31 octubre, 2005

Mendrugos de pan

Cuando cruzamos a la carrera un paso de cebra. Cuando vamos a prisa a comprar el pan antes de que nos cierren. O cuando al despertar nos estiramos perezosos, miles de células se confabulan para alimentar los músculos que se tensan, los ojos que se cierran. Nuestro cuerpo pone en marcha las aspas que combustionan la cena que nos prepararon la noche antes. Incluso, si estamos recostados, leyendo tranquilamente, las imágenes que brotan de las letras, que se iluminan en la pantalla de plasma de nuestro cerebro, necesitan candela que las prenda. Cuando dormimos una llama minúscula permanece encendida en nuestro interior –como una caldera-, alerta por si acaso, nutriéndose poco a poco del flan que tomamos de postre en la cena, del bombón que comimos al acostarnos. Más madera para los sueños.
Nos dan el coñazo y nos anestesian con la gripe del pollo, que siquiera existe. Con la operación salida o entrada. Con olas de frío, de calor. Y a unas horas de vuelo más allá del Estrecho, una enfermedad de la que nadie habla, fulmina a los negros que se atreven a fundir su sudor, su semen. Condena a quienes mezclan su saliva. La Enfermedad de Malburg, cuya curación es más que utópica.

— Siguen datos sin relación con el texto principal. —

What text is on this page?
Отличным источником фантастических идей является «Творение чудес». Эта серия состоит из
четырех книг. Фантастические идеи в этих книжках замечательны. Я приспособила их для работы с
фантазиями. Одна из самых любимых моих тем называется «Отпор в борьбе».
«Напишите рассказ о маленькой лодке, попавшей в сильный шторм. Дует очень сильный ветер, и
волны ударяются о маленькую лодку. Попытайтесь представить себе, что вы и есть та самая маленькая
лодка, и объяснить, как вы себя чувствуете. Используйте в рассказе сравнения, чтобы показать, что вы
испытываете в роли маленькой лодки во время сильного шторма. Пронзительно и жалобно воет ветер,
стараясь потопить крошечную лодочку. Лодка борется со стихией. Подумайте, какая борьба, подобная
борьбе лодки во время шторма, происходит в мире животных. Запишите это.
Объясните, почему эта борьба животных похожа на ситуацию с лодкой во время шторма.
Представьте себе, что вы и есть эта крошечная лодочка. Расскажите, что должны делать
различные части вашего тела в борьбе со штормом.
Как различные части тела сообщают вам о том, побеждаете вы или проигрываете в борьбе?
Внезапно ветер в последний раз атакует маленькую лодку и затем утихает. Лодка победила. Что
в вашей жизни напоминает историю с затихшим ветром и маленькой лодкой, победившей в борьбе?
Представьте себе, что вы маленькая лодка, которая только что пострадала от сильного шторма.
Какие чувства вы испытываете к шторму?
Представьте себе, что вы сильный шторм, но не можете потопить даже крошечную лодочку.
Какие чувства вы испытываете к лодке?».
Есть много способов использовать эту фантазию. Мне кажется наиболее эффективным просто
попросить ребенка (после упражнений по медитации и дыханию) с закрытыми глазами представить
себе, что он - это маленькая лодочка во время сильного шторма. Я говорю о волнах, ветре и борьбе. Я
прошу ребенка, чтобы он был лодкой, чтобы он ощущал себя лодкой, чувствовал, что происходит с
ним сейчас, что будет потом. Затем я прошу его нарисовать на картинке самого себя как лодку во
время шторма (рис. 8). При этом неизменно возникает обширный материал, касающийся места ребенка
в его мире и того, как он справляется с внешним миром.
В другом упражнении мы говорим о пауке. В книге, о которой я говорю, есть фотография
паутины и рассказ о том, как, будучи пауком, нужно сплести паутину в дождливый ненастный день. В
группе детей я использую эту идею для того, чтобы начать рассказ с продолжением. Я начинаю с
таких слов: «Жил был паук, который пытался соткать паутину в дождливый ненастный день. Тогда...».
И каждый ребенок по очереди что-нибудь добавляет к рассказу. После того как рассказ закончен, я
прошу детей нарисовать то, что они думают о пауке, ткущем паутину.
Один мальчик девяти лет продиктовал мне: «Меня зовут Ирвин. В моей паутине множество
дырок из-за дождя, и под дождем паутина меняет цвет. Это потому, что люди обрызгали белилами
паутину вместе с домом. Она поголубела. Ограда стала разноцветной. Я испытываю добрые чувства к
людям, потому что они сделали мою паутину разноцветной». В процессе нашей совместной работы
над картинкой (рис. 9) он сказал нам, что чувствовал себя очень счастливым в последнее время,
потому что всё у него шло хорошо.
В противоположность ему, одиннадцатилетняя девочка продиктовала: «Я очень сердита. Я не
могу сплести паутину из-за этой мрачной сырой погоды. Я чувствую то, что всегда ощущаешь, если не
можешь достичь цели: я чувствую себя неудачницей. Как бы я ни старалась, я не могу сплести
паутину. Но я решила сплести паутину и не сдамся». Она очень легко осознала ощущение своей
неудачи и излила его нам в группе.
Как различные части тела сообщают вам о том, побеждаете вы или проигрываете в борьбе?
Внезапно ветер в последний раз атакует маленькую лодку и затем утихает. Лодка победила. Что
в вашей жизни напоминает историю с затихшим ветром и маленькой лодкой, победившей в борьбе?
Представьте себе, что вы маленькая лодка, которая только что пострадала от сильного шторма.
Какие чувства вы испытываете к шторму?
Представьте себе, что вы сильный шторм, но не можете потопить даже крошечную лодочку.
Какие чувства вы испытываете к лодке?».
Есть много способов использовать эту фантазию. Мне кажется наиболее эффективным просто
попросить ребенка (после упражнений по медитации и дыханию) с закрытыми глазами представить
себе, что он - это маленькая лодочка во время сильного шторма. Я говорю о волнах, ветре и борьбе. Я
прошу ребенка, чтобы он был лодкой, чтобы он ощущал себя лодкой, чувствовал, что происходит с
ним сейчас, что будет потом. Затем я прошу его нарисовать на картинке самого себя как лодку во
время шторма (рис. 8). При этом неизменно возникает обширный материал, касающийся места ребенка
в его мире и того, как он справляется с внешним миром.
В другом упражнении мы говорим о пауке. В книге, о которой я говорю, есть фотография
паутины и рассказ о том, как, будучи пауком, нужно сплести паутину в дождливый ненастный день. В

Angola, Sudán, Níger, Burkina Paso, Etiopía… Lugares sin Estatut. Médicos sin Fronteras, difunde, que hoy mientras leen estas líneas, hay 800 millones de personas desnutridas. Sin energía, para caminar ni para follar, ni para dar besos a su hijos. Sólo para ahuyentar las moscas. No tienen proteínas que echar al fuego, ni harina con la que rebozar el hambre, sólo se tienen a ellos mismos para consumirse. Catástrofes mudas, sin 112, sin sirenas, ni gente pidiendo auxilio desde las ventanas. Catástrofes que no conmueven, sin olor, invisibles, que no necesitan un acto heroico para su solución, sólo un mendrugo de pan con el que hacer una suave metamorfosis antes de que sea tarde y se conviertan en gusanos de seda.